Nevertheless, she got along fine with Radkowski. She’d even slept with him a few times. Once had been in the space station, but that hardly counted, since sex was one of the very first things that everybody did when they got into space, once they got over throwing up. It was a rite of passage, and Radkowski, who had been a veteran, was a good person to initiate her. But she’d done it a few times afterward, too, and although she was by no means in love with him, it had meant more to her than just a pleasant way to kill an hour or two.
She’d thought about it a few times on the voyage out, but even when they were alone together—something that didn’t happen very often in the crowded ship—he had given no indication of interest. It would be bad for the crew morale if they had paired off, Tana had realized, and Radkowski knew it, and was keeping it cool for the sake of crew unity. Although that didn’t seem to be any barrier to Estrela.
There was, as far as Tana could see, no actual written requirement that a female astronaut from Brazil had to be a sultry spitfire who flirted with every single male she met—but Estrela was, and did.
Tana was compact and muscular and wore her hair in a practical style, barely longer than a crewcut. Estrela, on the other hand, was tall, slender, and curved in all the places that Tana wasn’t. And to top it off, she had kept her thick hair. Tana advised her that it was impractical, possibly even dangerous, for her to wear it long, but Estrela had ignored her, and in freefall, when her hair floated around her face like a dark halo, even Tana had to admit—if only to herself—that it looked glorious.
The rest of the crew—even Trevor—had gone back inside. Only Tana and Estrela stayed on the surface to watch the sunset.
Even in training, back on Earth, they had often watched the sunset together. “When I can, I always watch the sunset,” Estrela had told her. “It is so romantic.” Sometimes Estrela brought her boyfriend of the moment. Sometimes she was alone.
The Brazilian Mars expedition had taken no video of the sunset; at their landing site, the sun had never set. By now she knew it would be unwise to remind Estrela of that. The first international expedition had taken videos of the sunset, plenty of them, and she had seen them, of course, but the real thing was surprisingly different. The colors were subtler. The sky was a luminous hue closer to a golden bronze than the washed-out pink of the videos, and shaded imperceptibly to almost pale blue as she looked toward the sunset, a ball of light hovering above the yellow sun. The sun was smaller than the sunsets she was used to, and in the deep shadows the ridges of Felis Dorsa were a dark brick, almost brown.
They watched the sunset in a companionable silence.
It was cold. Through the day Tana’s suit cooler had been rejecting heat nearly at full capacity, as her body produced more waste heat than she lost by conduction through the well-insulated material. Now, though, in the cool of the Martian evening, even at their landing site near the equator the temperature dropped to forty degrees below zero, and the microcontroller monitoring the suit’s environment was sending electrical currents through thin-film heaters pressed against the thin inner lining of the suit. The soles of her feet, in thermal contact with the cold Martian soil, were cold; so were her hands.
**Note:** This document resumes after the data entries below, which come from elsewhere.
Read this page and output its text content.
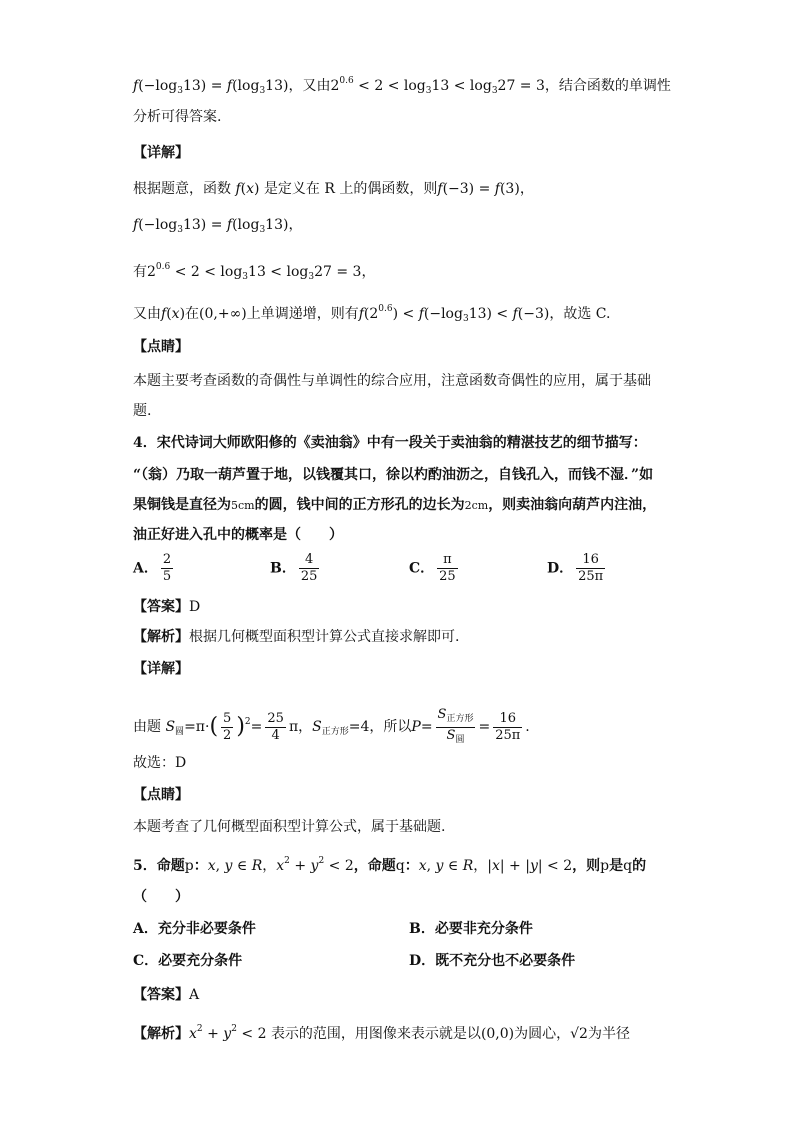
$f(-\log_313) = f(\log_313)$，又由$2^{0.6} < 2 < \log_313 < \log_327 = 3$，结合函数的单调性
分析可得答案.
【详解】
根据题意，函数 f(x) 是定义在 R 上的偶函数，则f(−3) = f(3)，
$f(-\log_313) = f(\log_313)$，
有$2^{0.6} < 2 < \log_313 < \log_327 = 3$，
又由f(x)在(0,+∞)上单调递增，则有$f(2^{0.6}) < f(-\log_313) < f(-3)$，故选 C.
【点睛】
本题主要考查函数的奇偶性与单调性的综合应用，注意函数奇偶性的应用，属于基础
题.
4．宋代诗词大师欧阳修的《卖油翁》中有一段关于卖油翁的精湛技艺的细节描写：
“（翁）乃取一葫芦置于地，以钱覆其口，徐以杓酌油沥之，自钱孔入，而钱不湿．”如
果铜钱是直径为5cm的圆，钱中间的正方形孔的边长为2cm，则卖油翁向葫芦内注油，
油正好进入孔中的概率是（　　）
A． $\frac{2}{5}$	B． $\frac{4}{25}$	C． $\frac{\pi}{25}$	D． $\frac{16}{25\pi}$
【答案】D
【解析】根据几何概型面积型计算公式直接求解即可.
【详解】
由题 $S_圆=\pi\cdot( \frac{5}{2} )^2= \frac{25}{4}$ π，$S_{正方形}=4$，所以$P= \frac{S_{正方形}}{S_圆} = \frac{16}{25\pi}$ .
故选：D
【点睛】
本题考查了几何概型面积型计算公式，属于基础题.
5．命题p：x, y ∈ R，$x^2 + y^2 < 2$，命题q：x, y ∈ R，|x| + |y| < 2，则p是q的
（　　）
A．充分非必要条件	B．必要非充分条件
C．必要充分条件	D．既不充分也不必要条件
【答案】A
【解析】$x^2 + y^2 < 2$ 表示的范围，用图像来表示就是以(0,0)为圆心，√2为半径
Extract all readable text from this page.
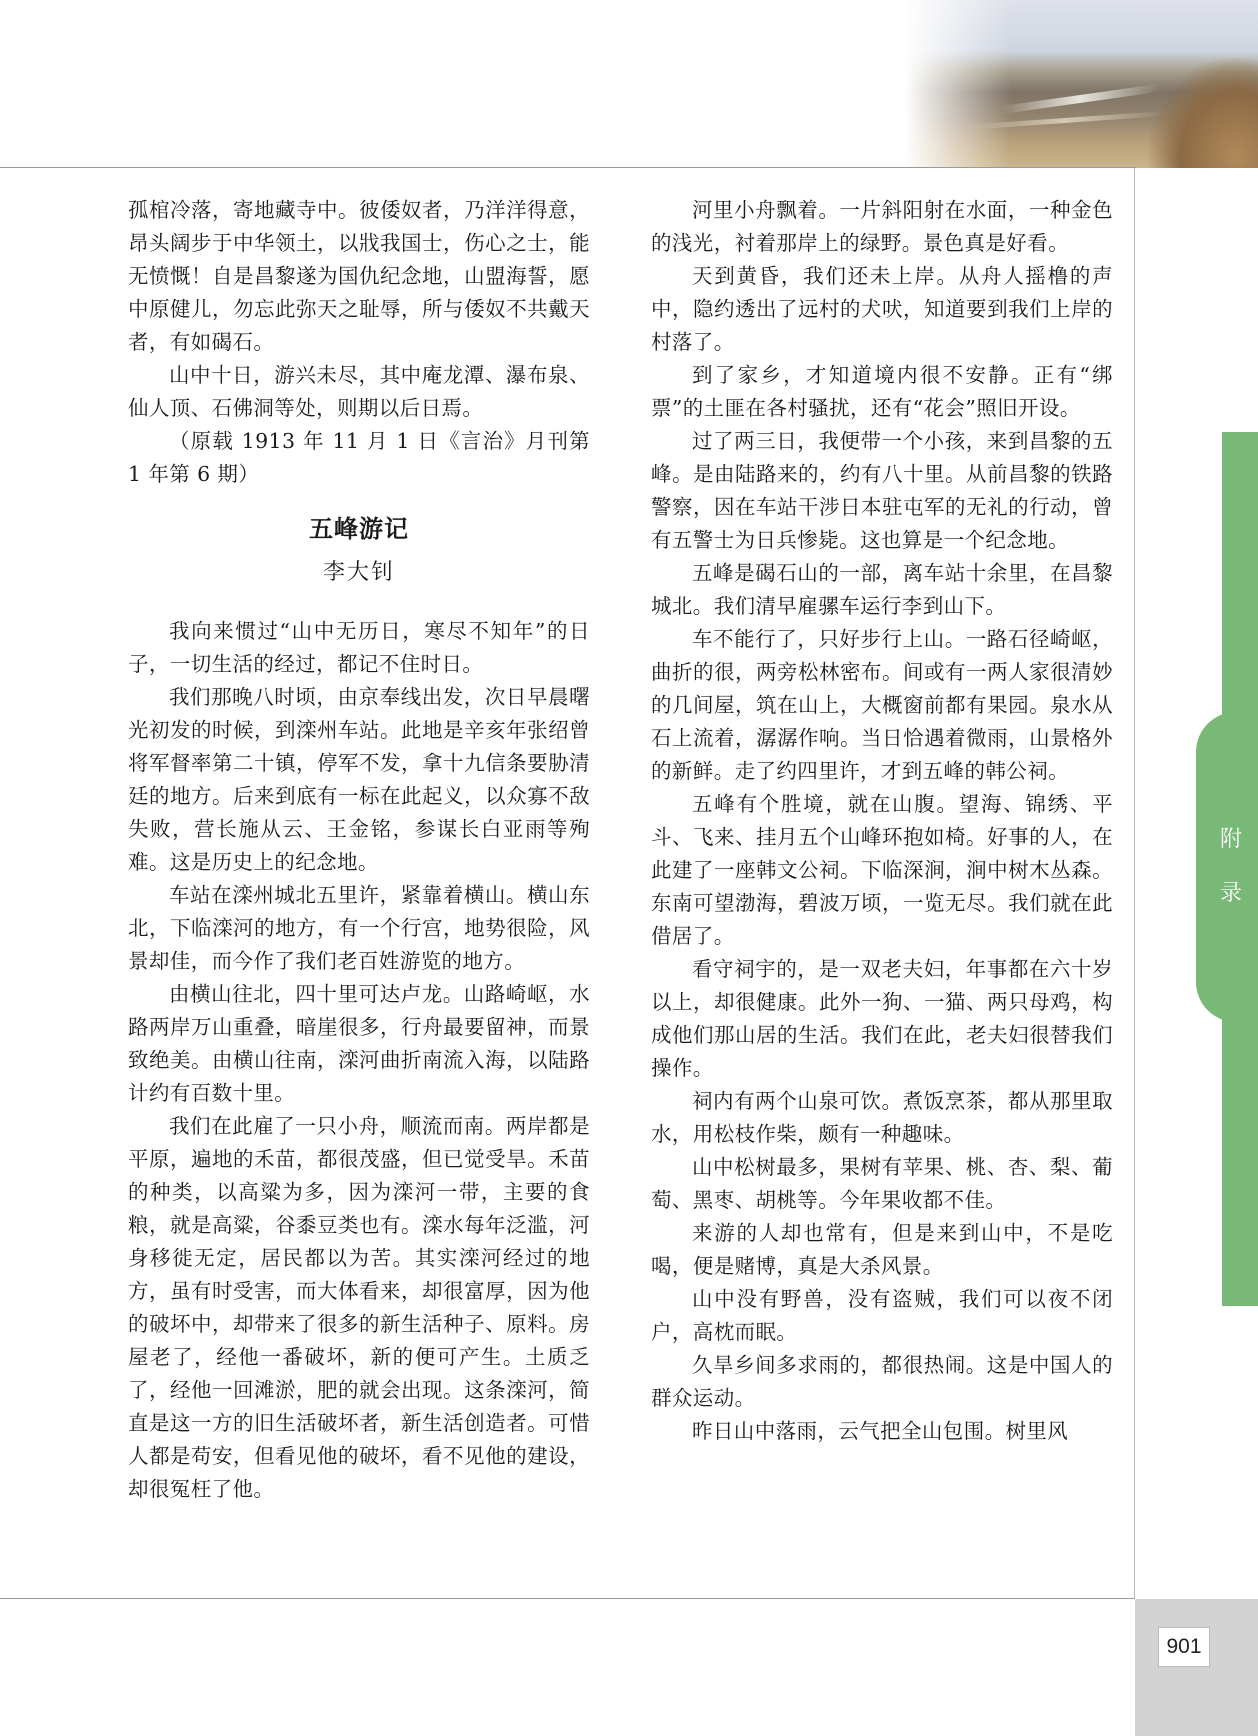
附
录
901

孤棺冷落，寄地藏寺中。彼倭奴者，乃洋洋得意，昂头阔步于中华领土，以戕我国士，伤心之士，能无愤慨！自是昌黎遂为国仇纪念地，山盟海誓，愿中原健儿，勿忘此弥天之耻辱，所与倭奴不共戴天者，有如碣石。

山中十日，游兴未尽，其中庵龙潭、瀑布泉、仙人顶、石佛洞等处，则期以后日焉。

（原载 1913 年 11 月 1 日《言治》月刊第 1 年第 6 期）

五峰游记
李大钊

我向来惯过“山中无历日，寒尽不知年”的日子，一切生活的经过，都记不住时日。

我们那晚八时顷，由京奉线出发，次日早晨曙光初发的时候，到滦州车站。此地是辛亥年张绍曾将军督率第二十镇，停军不发，拿十九信条要胁清廷的地方。后来到底有一标在此起义，以众寡不敌失败，营长施从云、王金铭，参谋长白亚雨等殉难。这是历史上的纪念地。

车站在滦州城北五里许，紧靠着横山。横山东北，下临滦河的地方，有一个行宫，地势很险，风景却佳，而今作了我们老百姓游览的地方。

由横山往北，四十里可达卢龙。山路崎岖，水路两岸万山重叠，暗崖很多，行舟最要留神，而景致绝美。由横山往南，滦河曲折南流入海，以陆路计约有百数十里。

我们在此雇了一只小舟，顺流而南。两岸都是平原，遍地的禾苗，都很茂盛，但已觉受旱。禾苗的种类，以高粱为多，因为滦河一带，主要的食粮，就是高粱，谷黍豆类也有。滦水每年泛滥，河身移徙无定，居民都以为苦。其实滦河经过的地方，虽有时受害，而大体看来，却很富厚，因为他的破坏中，却带来了很多的新生活种子、原料。房屋老了，经他一番破坏，新的便可产生。土质乏了，经他一回滩淤，肥的就会出现。这条滦河，简直是这一方的旧生活破坏者，新生活创造者。可惜人都是苟安，但看见他的破坏，看不见他的建设，却很冤枉了他。

河里小舟飘着。一片斜阳射在水面，一种金色的浅光，衬着那岸上的绿野。景色真是好看。

天到黄昏，我们还未上岸。从舟人摇橹的声中，隐约透出了远村的犬吠，知道要到我们上岸的村落了。

到了家乡，才知道境内很不安静。正有“绑票”的土匪在各村骚扰，还有“花会”照旧开设。

过了两三日，我便带一个小孩，来到昌黎的五峰。是由陆路来的，约有八十里。从前昌黎的铁路警察，因在车站干涉日本驻屯军的无礼的行动，曾有五警士为日兵惨毙。这也算是一个纪念地。

五峰是碣石山的一部，离车站十余里，在昌黎城北。我们清早雇骡车运行李到山下。

车不能行了，只好步行上山。一路石径崎岖，曲折的很，两旁松林密布。间或有一两人家很清妙的几间屋，筑在山上，大概窗前都有果园。泉水从石上流着，潺潺作响。当日恰遇着微雨，山景格外的新鲜。走了约四里许，才到五峰的韩公祠。

五峰有个胜境，就在山腹。望海、锦绣、平斗、飞来、挂月五个山峰环抱如椅。好事的人，在此建了一座韩文公祠。下临深涧，涧中树木丛森。东南可望渤海，碧波万顷，一览无尽。我们就在此借居了。

看守祠宇的，是一双老夫妇，年事都在六十岁以上，却很健康。此外一狗、一猫、两只母鸡，构成他们那山居的生活。我们在此，老夫妇很替我们操作。

祠内有两个山泉可饮。煮饭烹茶，都从那里取水，用松枝作柴，颇有一种趣味。

山中松树最多，果树有苹果、桃、杏、梨、葡萄、黑枣、胡桃等。今年果收都不佳。

来游的人却也常有，但是来到山中，不是吃喝，便是赌博，真是大杀风景。

山中没有野兽，没有盗贼，我们可以夜不闭户，高枕而眠。

久旱乡间多求雨的，都很热闹。这是中国人的群众运动。

昨日山中落雨，云气把全山包围。树里风
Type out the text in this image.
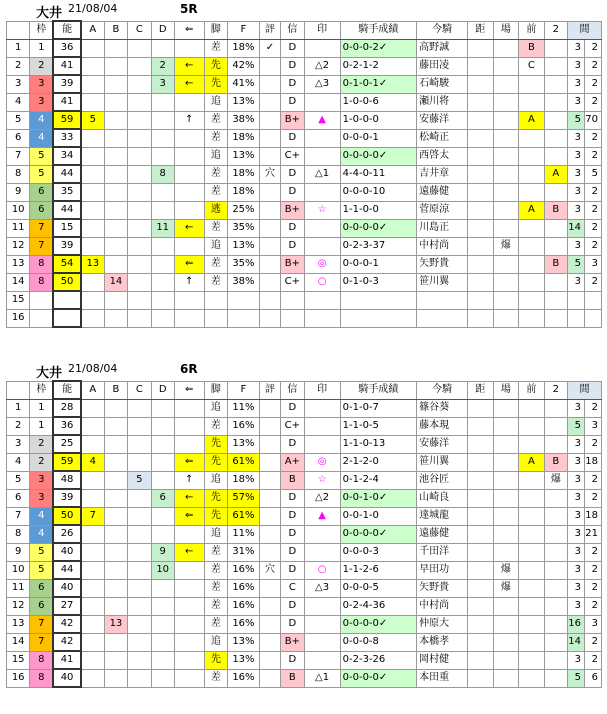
大井 21/08/04	5R
	枠	能	A	B	C	D	⇐	脚	F	評	信	印	騎手成績	今騎	距	場	前	2	間	
1	1	36						差	18%	✓	D		0-0-0-2✓	高野誠			B		3	2
2	2	41				2	←	先	42%		D	△2	0-2-1-2	藤田凌			C		3	2
3	3	39				3	←	先	41%		D	△3	0-1-0-1✓	石崎駿					3	2
4	3	41						追	13%		D		1-0-0-6	瀬川将					3	2
5	4	59	5				↑	差	38%		B+	▲	1-0-0-0	安藤洋			A		5	70
6	4	33						差	18%		D		0-0-0-1	松崎正					3	2
7	5	34						追	13%		C+		0-0-0-0✓	西啓太					3	2
8	5	44				8		差	18%	穴	D	△1	4-4-0-11	吉井章				A	3	5
9	6	35						差	18%		D		0-0-0-10	遠藤健					3	2
10	6	44						逃	25%		B+	☆	1-1-0-0	菅原涼			A	B	3	2
11	7	15				11	←	差	35%		D		0-0-0-0✓	川島正					14	2
12	7	39						追	13%		D		0-2-3-37	中村尚		爆			3	2
13	8	54	13				⇐	差	35%		B+	◎	0-0-0-1	矢野貴				B	5	3
14	8	50		14			↑	差	38%		C+	○	0-1-0-3	笹川翼					3	2
15																				
16																				
大井 21/08/04	6R
	枠	能	A	B	C	D	⇐	脚	F	評	信	印	騎手成績	今騎	距	場	前	2	間	
1	1	28						追	11%		D		0-1-0-7	篠谷葵					3	2
2	1	36						差	16%		C+		1-1-0-5	藤本現					5	3
3	2	25						先	13%		D		1-1-0-13	安藤洋					3	2
4	2	59	4				⇐	先	61%		A+	◎	2-1-2-0	笹川翼			A	B	3	18
5	3	48			5		↑	追	18%		B	☆	0-1-2-4	池谷匠				爆	3	2
6	3	39				6	←	先	57%		D	△2	0-0-1-0✓	山崎良					3	2
7	4	50	7				⇐	先	61%		D	▲	0-0-1-0	達城龍					3	18
8	4	26						追	11%		D		0-0-0-0✓	遠藤健					3	21
9	5	40				9	←	差	31%		D		0-0-0-3	千田洋					3	2
10	5	44				10		差	16%	穴	D	○	1-1-2-6	早田功		爆			3	2
11	6	40						差	16%		C	△3	0-0-0-5	矢野貴		爆			3	2
12	6	27						差	16%		D		0-2-4-36	中村尚					3	2
13	7	42		13				差	16%		D		0-0-0-0✓	仲原大					16	3
14	7	42						追	13%		B+		0-0-0-8	本橋孝					14	2
15	8	41						先	13%		D		0-2-3-26	岡村健					3	2
16	8	40						差	16%		B	△1	0-0-0-0✓	本田重					5	6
The sun had set. Behind them, the external lights of Don Quijote beckoned. Tana checked the time. “Yikes!” she said. “I think it’s time to come in now.”
In the dark, she couldn’t see Estrela’s face behind her visor, only the reflection of the afterglow. It could have been anybody with her. For a moment Tana allowed herself the indulgence of imagining it was John. She reached out and impulsively touched Estrela’s hand.